In other chapters of this book, we will introduce a number of terms for understanding the place of economics in both facilitating and obfuscating the capture of the future. These include the idea of ‘technopolitics’, meaning an approach to studying politics and political economy that treats technical and material processes not merely as the object of political and economic analysis but as the arrangements through which our politics takes shape; ‘capitalisation’ and ‘economisation’, referring to the ways in which goods and activities are captured and made calculable; the ‘EconoCon’, referring to the production of ‘the economy’, by analogy with Michel Foucault’s reading of Jeremy Bentham’s Panopticon, as a device for ordering desire and managing the future; and ‘oikodicy’, by analogy with the theological concept of ‘theodicy’, for understanding the role of economics in the justification of human suffering.

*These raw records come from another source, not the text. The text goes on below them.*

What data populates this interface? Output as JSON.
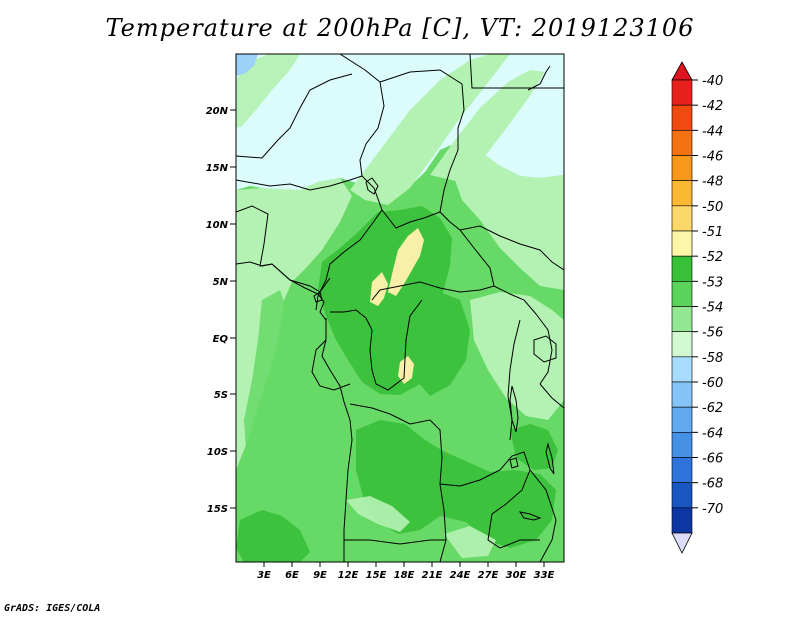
{
  "title": "Temperature at 200hPa [C], VT: 2019123106",
  "credit": "GrADS: IGES/COLA",
  "map": {
    "lat_labels": [
      "20N",
      "15N",
      "10N",
      "5N",
      "EQ",
      "5S",
      "10S",
      "15S"
    ],
    "lon_labels": [
      "3E",
      "6E",
      "9E",
      "12E",
      "15E",
      "18E",
      "21E",
      "24E",
      "27E",
      "30E",
      "33E"
    ]
  },
  "colorbar": {
    "labels": [
      "-40",
      "-42",
      "-44",
      "-46",
      "-48",
      "-50",
      "-51",
      "-52",
      "-53",
      "-54",
      "-56",
      "-58",
      "-60",
      "-62",
      "-64",
      "-66",
      "-68",
      "-70"
    ],
    "colors": [
      "#e8201e",
      "#f04a10",
      "#f47212",
      "#f8981a",
      "#fbb832",
      "#fcd86a",
      "#fdf6a8",
      "#38c038",
      "#5cd45c",
      "#94e894",
      "#d2f8d2",
      "#a8dcff",
      "#86c4f8",
      "#62aaf0",
      "#4690e6",
      "#2e74da",
      "#1a56c2",
      "#0c36a2"
    ],
    "end_colors": {
      "top": "#e0141e",
      "bottom": "#dcdcf8"
    }
  },
  "palette": {
    "pale_cyan": "#dcfcfc",
    "light_green": "#b4f2b4",
    "mid_green": "#66d966",
    "dark_green": "#3cc23c",
    "yellow": "#f8f0a8",
    "blue": "#9cd2f8",
    "border": "#000000"
  }
}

For now, however, let us stay with the simpler idea of Uber. Despite the evidence to the contrary, economists continue to attribute the extracting of future rents to supposed improvements in technology. In the case of Uber, the firm employed its own economists to describe the increasing command of surplus as a customer benefit. The company’s monopoly provided the private data through which such claims could be made. In setting passenger fares and drivers’ wages, Uber benefited from exclusive control of the information gathered from every ride taken. This enabled the firm to adjust charges according to an algorithm that calculated how low drivers’ wages could be pushed, or how high passenger fares increased, to maximise its own share at every moment. Known as ‘surge pricing’, this evasion of fare regulation and minimum wage payments was promoted as the technological source of new value. The proprietary data from millions of private fare payers was used to construct the argument.